There's A Way To Have A COVID-19 Vaccine Immediately, But Are We Willing To Take The Risk?

Dhir Acharya


One way to speed up the COVID-19 development is by conducting early testing on human volunteers, but this method faces ethical challenges.

Scientists and researchers around the world are racing to make a SARS-CoV-2 vaccine as soon as possible. However, there have been several vaccines created, we haven’t received one because it takes a long testing process to make sure the vaccine works and safe enough for humans. One way to speed up that process is by conducting early testing on human volunteers, but this method faces ethical challenges.

A way of speeding up the COVID-19 vaccine development is human challenge trials

If the development process is done conventionally, we will have a COVID-19 vaccine by 2036, but clearly we can’t wait that long. There is a method called human challenge trials, or controlled human infection studies (CHIs), which can help researchers speed up vaccine development. Specifically, scientists recruit a small group of human volunteers, inject the tested vaccine to them then expose them to the virus.

This way, scientists can run tests as well as collect crucial data while keeping things under control. These studies are a substitute for phase 3 trials in conventional development that involves thousands of volunteers, placebos, extended evaluation periods, special precautions, and other provisions for ensuring safety and efficacy.

The method involves injecting a potential COVID-19 vaccine into volunteers then expose them to the virus

While this research technique can greatly expedite the development process of a drug but is apparently ethically fraught. The new paper by Northwestern University associate professor Seema Shah and colleagues considers the ethics of human challenge trials to study the ongoing pandemic. To do that, the group came up with a “comprehensive, state-of-the-art ethical framework for CHIs that emphasizes their social value as fundamental to justifying these studies,” as in their paper.

The focus of ethical reviews for this method is on issues of informed consent and acceptable risks, but the social benefits from it are just assumed, the authors write.

“Based on our framework, we agree on the ethical conditions for conducting SARS-CoV-2 CHIs. We differ on whether the social value of such CHIs is sufficient to justify the risks at present, given uncertainty about both in a rapidly evolving situation; yet we see none of our disagreements as insurmountable. We provide ethical guidance for research sponsors, communities, participants, and the essential independent reviewers considering SARS-CoV-2 CHIs.”

The participants need special facility and care

With the nature of this type of research, participants would have to be quarantined at a designated facility and for a longer time while researchers monitor their symptoms and side effects closely.

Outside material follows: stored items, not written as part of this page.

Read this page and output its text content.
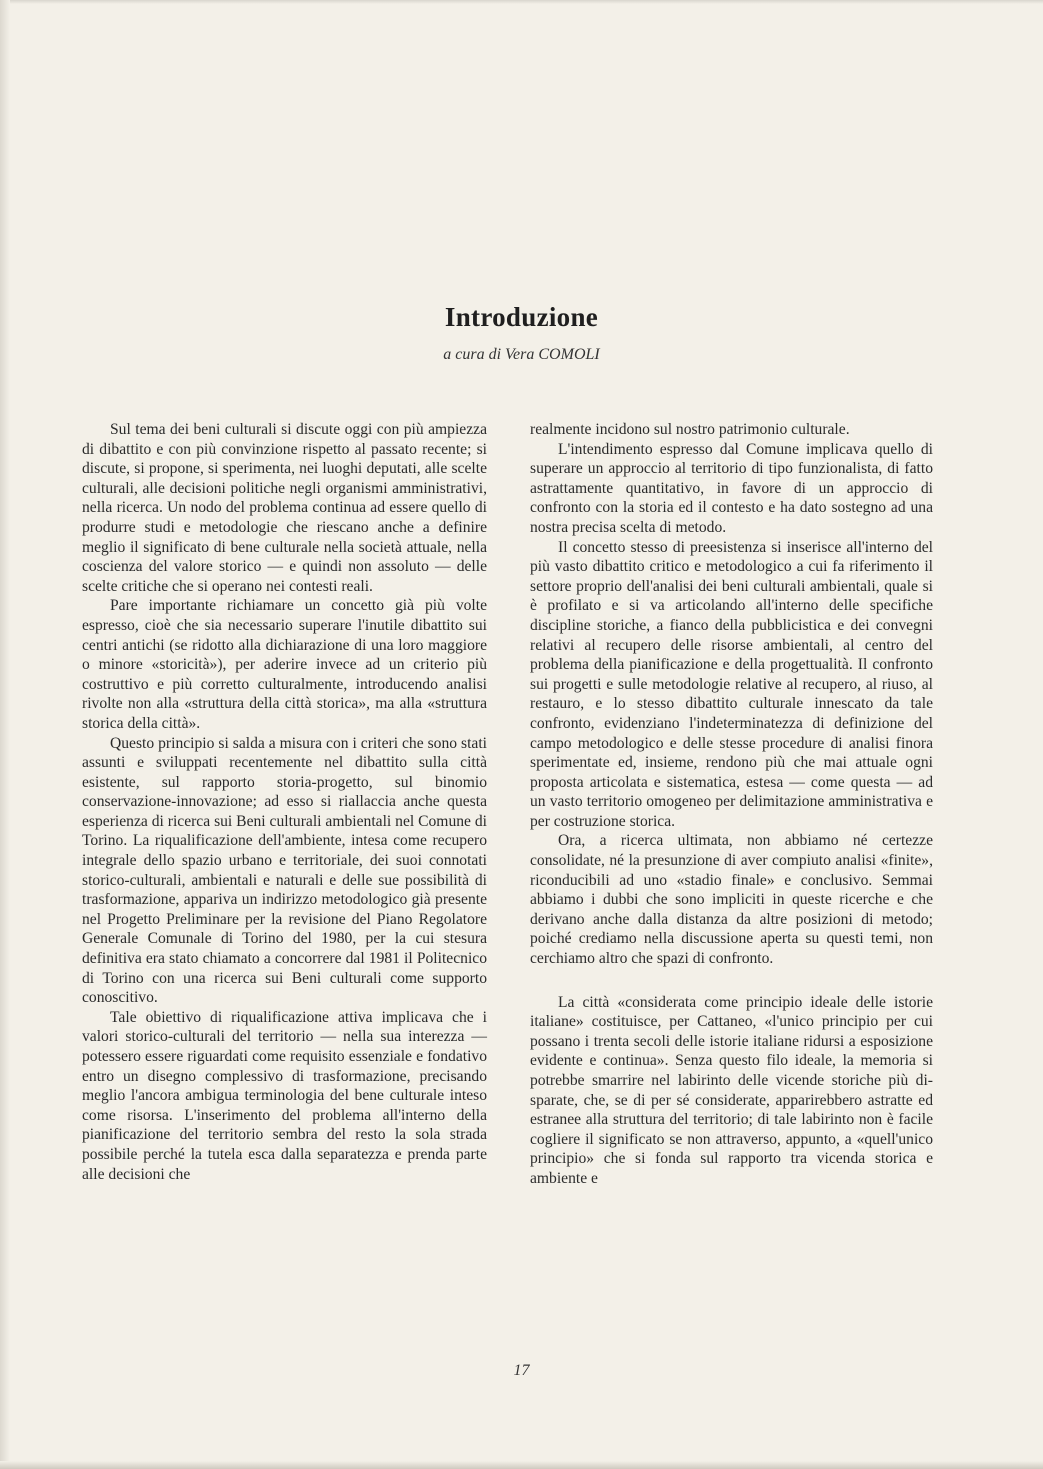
Introduzione
a cura di Vera COMOLI

Sul tema dei beni culturali si discute oggi con più ampiezza di dibattito e con più convinzione rispetto al passato recente; si discute, si propone, si sperimenta, nei luoghi deputati, alle scelte culturali, alle decisioni politiche negli organismi amministrativi, nella ricerca. Un nodo del problema continua ad essere quello di produrre studi e metodologie che riescano anche a definire meglio il significato di bene culturale nella società attuale, nella coscienza del valore storico — e quindi non assoluto — delle scelte critiche che si operano nei contesti reali.

Pare importante richiamare un concetto già più volte espresso, cioè che sia necessario superare l'inutile dibattito sui centri antichi (se ridotto alla dichiarazione di una loro maggiore o minore «storicità»), per aderire invece ad un criterio più costruttivo e più corretto culturalmente, introducendo analisi rivolte non alla «struttura della città storica», ma alla «struttura storica della città».

Questo principio si salda a misura con i criteri che sono stati assunti e sviluppati recentemente nel dibattito sulla città esistente, sul rapporto storia-progetto, sul binomio conservazione-innovazione; ad esso si riallaccia anche questa esperienza di ricerca sui Beni culturali ambientali nel Comune di Torino. La riqualificazione dell'ambiente, intesa come recupero integrale dello spazio urbano e territoriale, dei suoi connotati storico-culturali, ambientali e naturali e delle sue possibilità di trasformazione, appariva un indirizzo metodologico già presente nel Progetto Preliminare per la revisione del Piano Regolatore Generale Comunale di Torino del 1980, per la cui stesura definitiva era stato chiamato a concorrere dal 1981 il Politecnico di Torino con una ricerca sui Beni culturali come supporto conoscitivo.

Tale obiettivo di riqualificazione attiva implicava che i valori storico-culturali del territorio — nella sua interezza — potessero essere riguardati come requisito essenziale e fondativo entro un disegno complessivo di trasformazione, precisando meglio l'ancora ambigua terminologia del bene culturale inteso come risorsa. L'inserimento del problema all'interno della pianificazione del territorio sembra del resto la sola strada possibile perché la tutela esca dalla separatezza e prenda parte alle decisioni che

realmente incidono sul nostro patrimonio culturale.

L'intendimento espresso dal Comune implicava quello di superare un approccio al territorio di tipo funzionalista, di fatto astrattamente quantitativo, in favore di un approccio di confronto con la storia ed il contesto e ha dato sostegno ad una nostra precisa scelta di metodo.

Il concetto stesso di preesistenza si inserisce all'interno del più vasto dibattito critico e metodologico a cui fa riferimento il settore proprio dell'analisi dei beni culturali ambientali, quale si è profilato e si va articolando all'interno delle specifiche discipline storiche, a fianco della pubblicistica e dei convegni relativi al recupero delle risorse ambientali, al centro del problema della pianificazione e della progettualità. Il confronto sui progetti e sulle metodologie relative al recupero, al riuso, al restauro, e lo stesso dibattito culturale innescato da tale confronto, evidenziano l'indeterminatezza di definizione del campo metodologico e delle stesse procedure di analisi finora sperimentate ed, insieme, rendono più che mai attuale ogni proposta articolata e sistematica, estesa — come questa — ad un vasto territorio omogeneo per delimitazione amministrativa e per costruzione storica.

Ora, a ricerca ultimata, non abbiamo né certezze consolidate, né la presunzione di aver compiuto analisi «finite», riconducibili ad uno «stadio finale» e conclusivo. Semmai abbiamo i dubbi che sono impliciti in queste ricerche e che derivano anche dalla distanza da altre posizioni di metodo; poiché crediamo nella discussione aperta su questi temi, non cerchiamo altro che spazi di confronto.

La città «considerata come principio ideale delle istorie italiane» costituisce, per Cattaneo, «l'unico principio per cui possano i trenta secoli delle istorie italiane ridursi a esposizione evidente e continua». Senza questo filo ideale, la memoria si potrebbe smarrire nel labirinto delle vicende storiche più disparate, che, se di per sé considerate, apparirebbero astratte ed estranee alla struttura del territorio; di tale labirinto non è facile cogliere il significato se non attraverso, appunto, a «quell'unico principio» che si fonda sul rapporto tra vicenda storica e ambiente e

17
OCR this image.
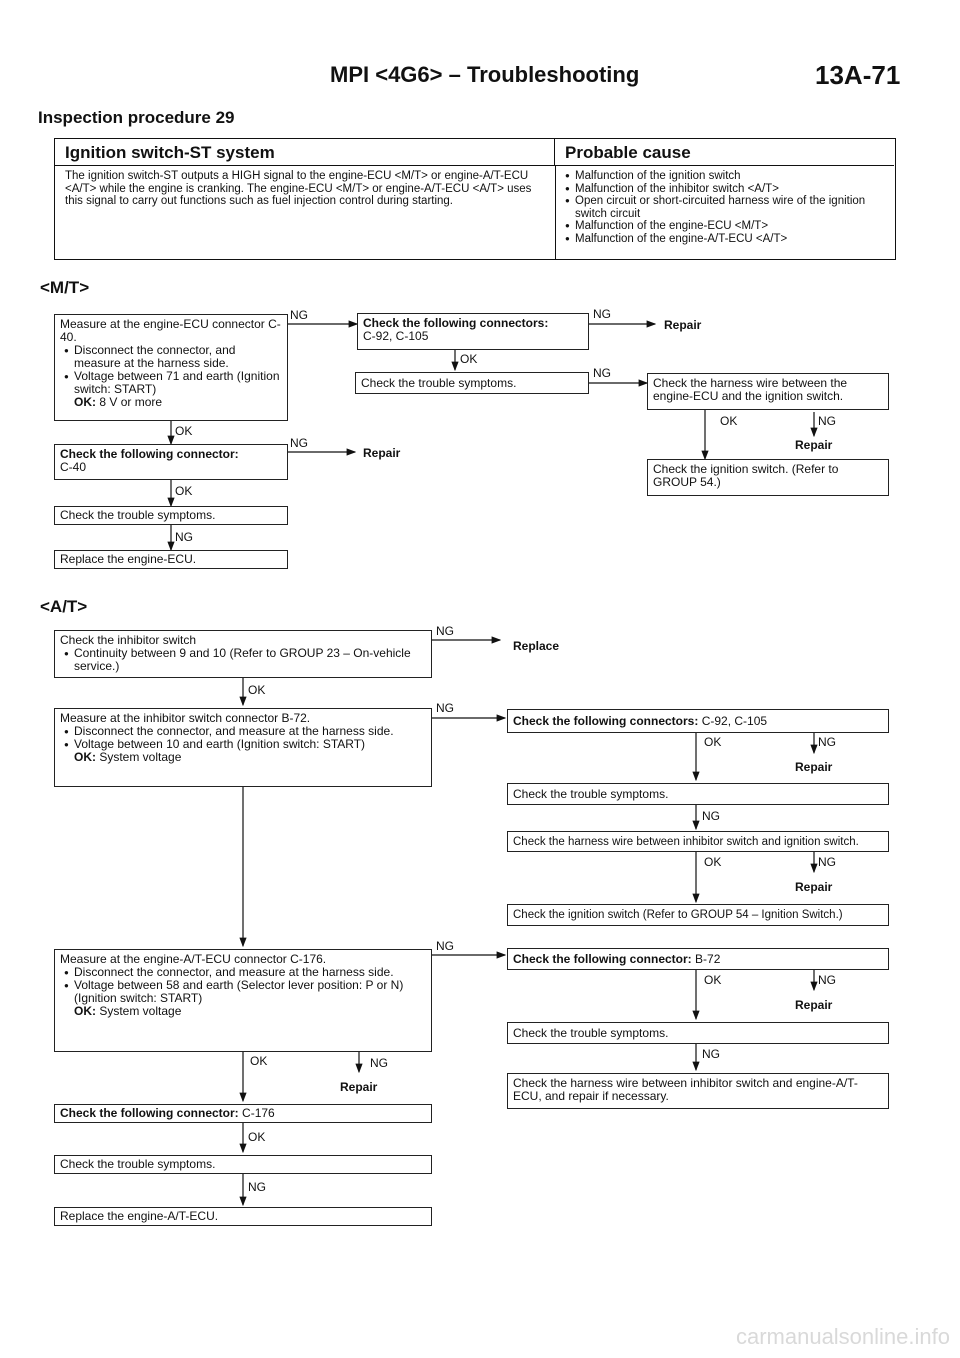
MPI <4G6> – Troubleshooting	13A-71
Inspection procedure 29
Ignition switch-ST system	Probable cause
The ignition switch-ST outputs a HIGH signal to the engine-ECU <M/T> or engine-A/T-ECU <A/T> while the engine is cranking. The engine-ECU <M/T> or engine-A/T-ECU <A/T> uses this signal to carry out functions such as fuel injection control during starting.
● Malfunction of the ignition switch
● Malfunction of the inhibitor switch <A/T>
● Open circuit or short-circuited harness wire of the ignition switch circuit
● Malfunction of the engine-ECU <M/T>
● Malfunction of the engine-A/T-ECU <A/T>
<M/T>
Measure at the engine-ECU connector C-40.
● Disconnect the connector, and measure at the harness side.
● Voltage between 71 and earth (Ignition switch: START)
OK: 8 V or more
Check the following connector:
C-40
Check the trouble symptoms.
Replace the engine-ECU.
Check the following connectors:
C-92, C-105
Check the trouble symptoms.	Check the harness wire between the engine-ECU and the ignition switch.
Check the ignition switch. (Refer to GROUP 54.)
OK
OK
NG
NG
NG
Repair
OK
NG
NG
Repair
OK	NG
Repair
<A/T>
Check the inhibitor switch
● Continuity between 9 and 10 (Refer to GROUP 23 – On-vehicle service.)
Measure at the inhibitor switch connector B-72.
● Disconnect the connector, and measure at the harness side.
● Voltage between 10 and earth (Ignition switch: START)
OK: System voltage
Measure at the engine-A/T-ECU connector C-176.
● Disconnect the connector, and measure at the harness side.
● Voltage between 58 and earth (Selector lever position: P or N) (Ignition switch: START)
OK: System voltage
Check the following connector: C-176
Check the trouble symptoms.
Replace the engine-A/T-ECU.
Check the following connectors: C-92, C-105
Check the trouble symptoms.
Check the harness wire between inhibitor switch and ignition switch.
Check the ignition switch (Refer to GROUP 54 – Ignition Switch.)
Check the following connector: B-72
Check the trouble symptoms.
Check the harness wire between inhibitor switch and engine-A/T-ECU, and repair if necessary.
NG
Replace
OK
NG
NG
OK	NG
Repair
OK
NG
OK	NG
Repair
NG
OK	NG
Repair
OK	NG
Repair
NG
carmanualsonline.info
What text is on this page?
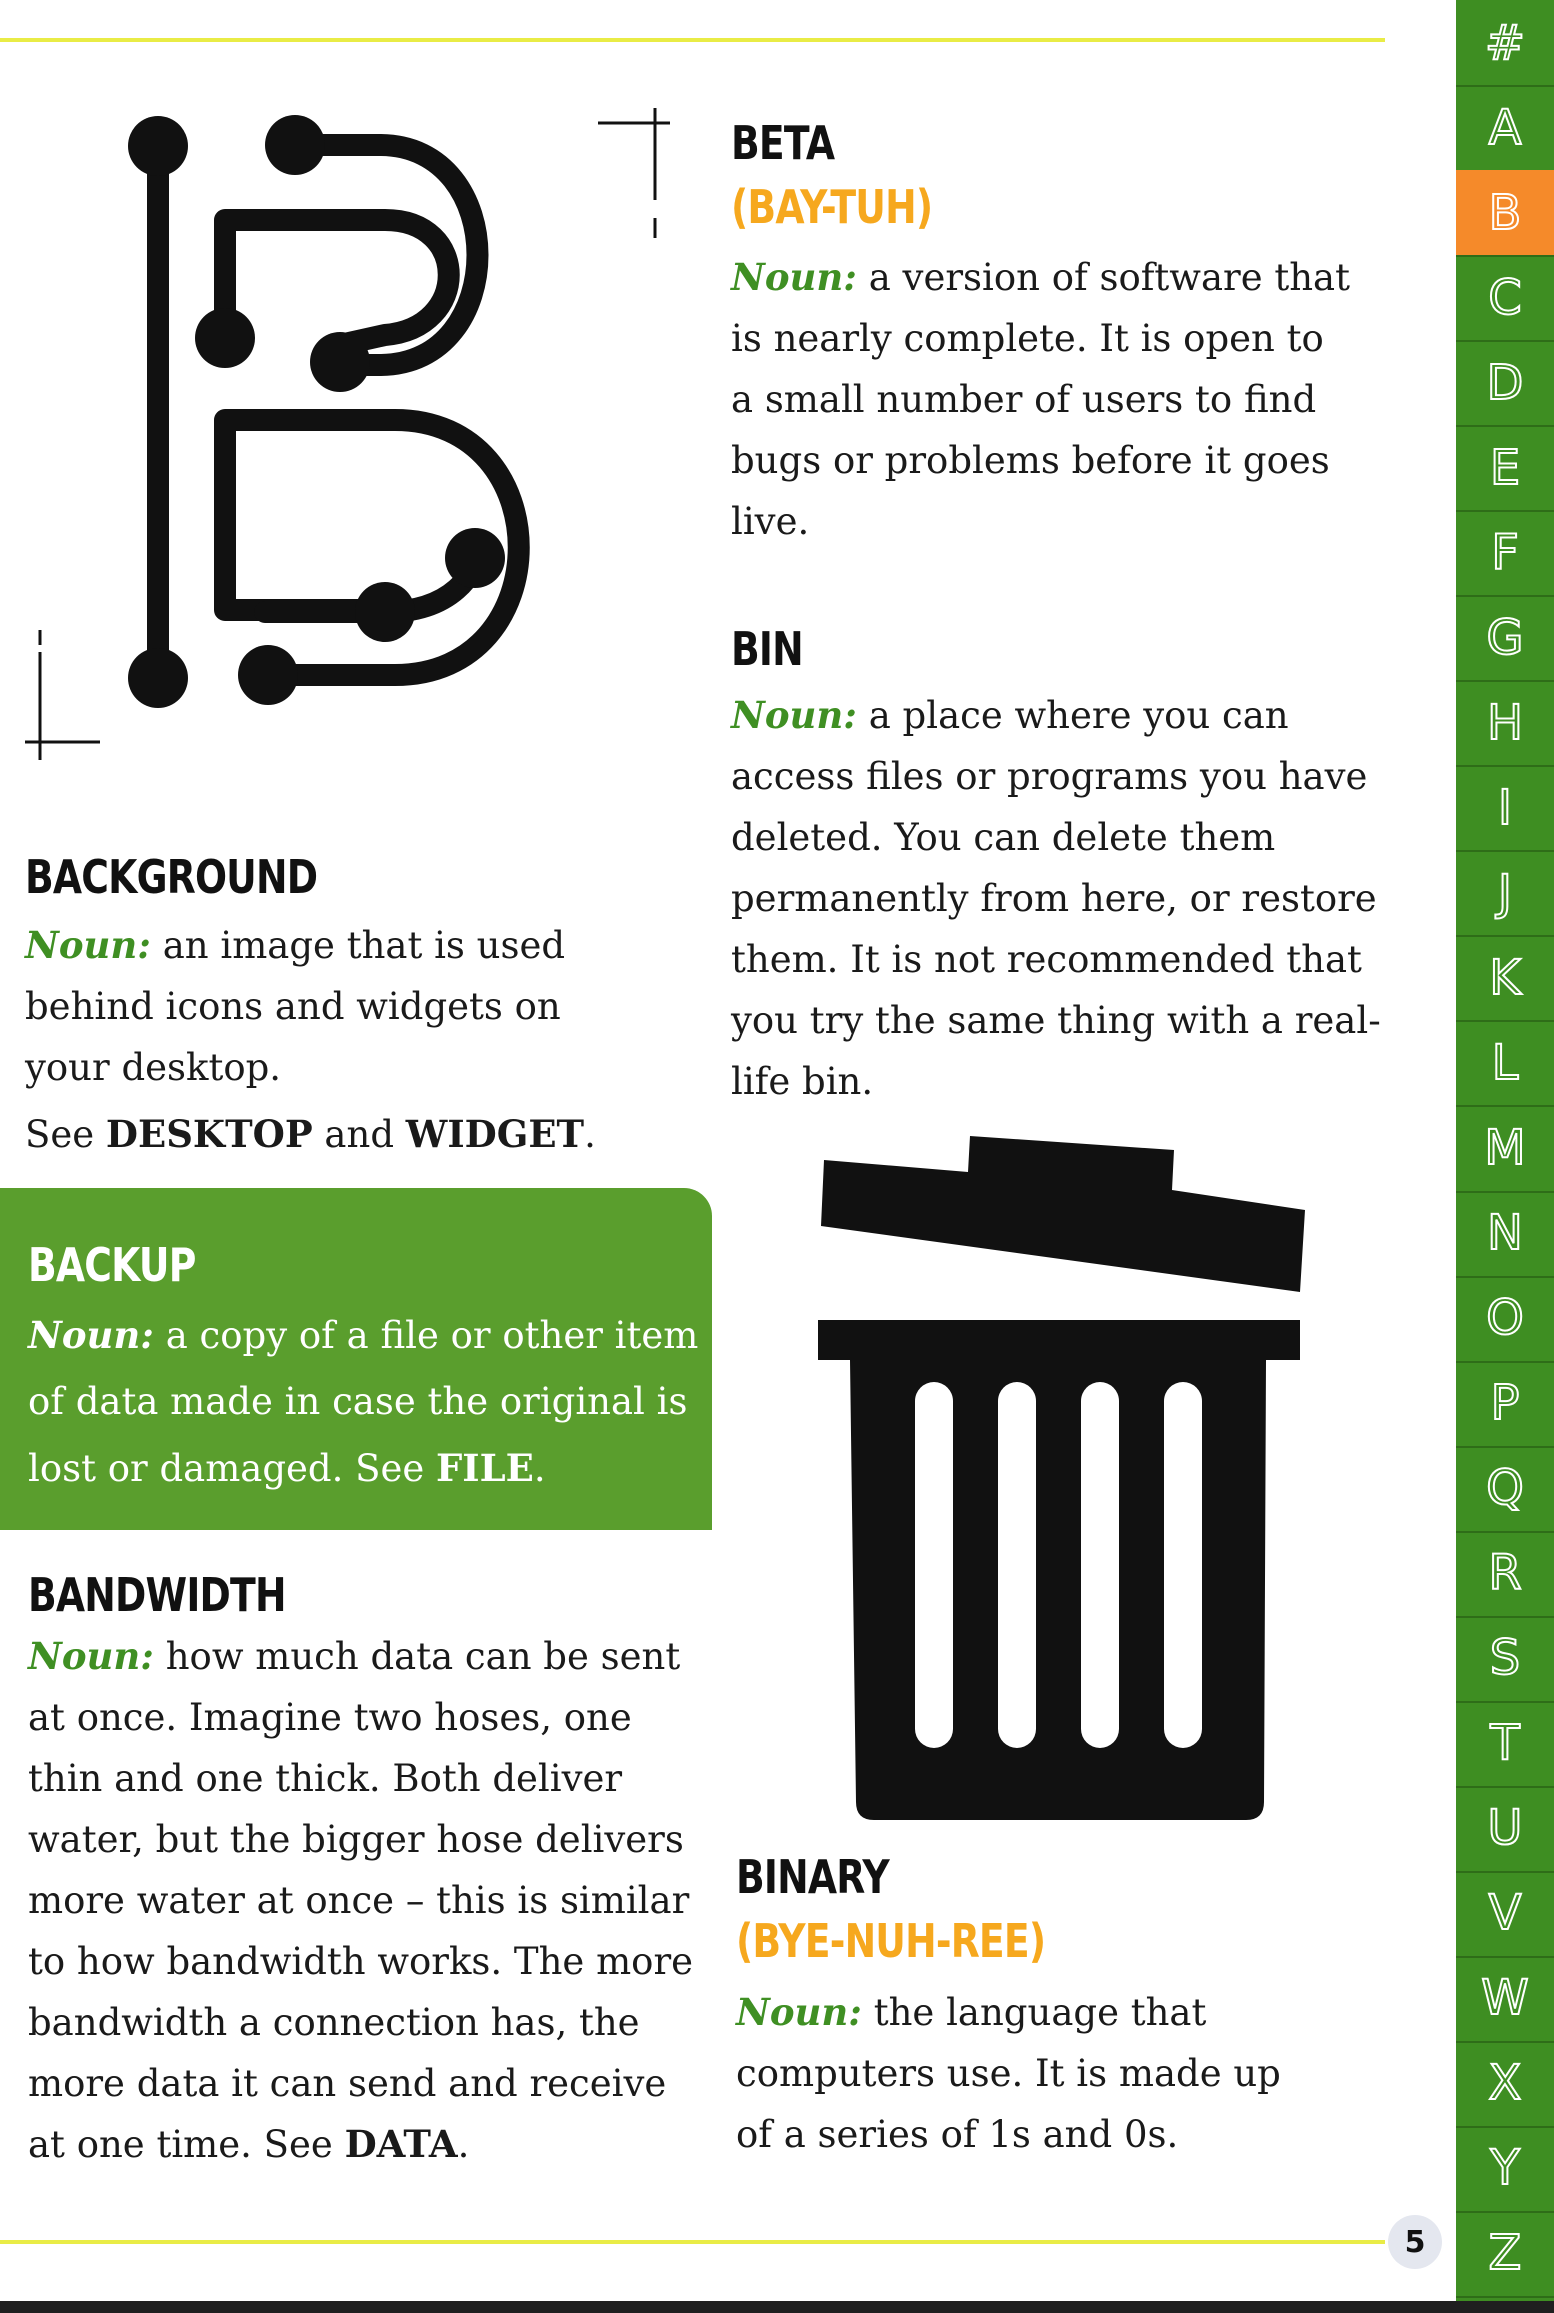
BETA
(BAY-TUH)

Noun: a version of software that is nearly complete. It is open to a small number of users to find bugs or problems before it goes live.

BIN

Noun: a place where you can access files or programs you have deleted. You can delete them permanently from here, or restore them. It is not recommended that you try the same thing with a real-life bin.

BACKGROUND

Noun: an image that is used behind icons and widgets on your desktop.

See DESKTOP and WIDGET.

BACKUP

Noun: a copy of a file or other item of data made in case the original is lost or damaged. See FILE.

BANDWIDTH

Noun: how much data can be sent at once. Imagine two hoses, one thin and one thick. Both deliver water, but the bigger hose delivers more water at once – this is similar to how bandwidth works. The more bandwidth a connection has, the more data it can send and receive at one time. See DATA.

BINARY
(BYE-NUH-REE)

Noun: the language that computers use. It is made up of a series of 1s and 0s.

5
#
A
B
C
D
E
F
G
H
I
J
K
L
M
N
O
P
Q
R
S
T
U
V
W
X
Y
Z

Key health indicators would be tracked like the appearance of virus-hunting antibodies and the level of blood oxygen. Participants would also receive special medical care and accommodations if they show other problems or get weaker by the illness.

While other authors in the Policy Forum agree with the sufficient social benefits of human challenge trials, the authors of the paper still support this method, provided that the conditions in their proposed framework are met.

The proposed framework includes considerations including agreeing on fair compensation, acquiring robust informed consent from participants, engaging with the public and stakeholders, using reasonable criteria to select participants, performing analyses between risks and benefits, and proving the research has sufficient social value.

Also, CHIs have a great shortcoming, which is the basic difference between treatments and vaccines. While a treatment drug is applied to a small number of sick people, a vaccine needs to be applied to crores of healthy people to develop herd immunity. And though a side effect influences a small proportion of those people, it could translate into a huge number on a global scale.

So, the question remained to answer is: Are scientists and us as regular people, willing to take the risk?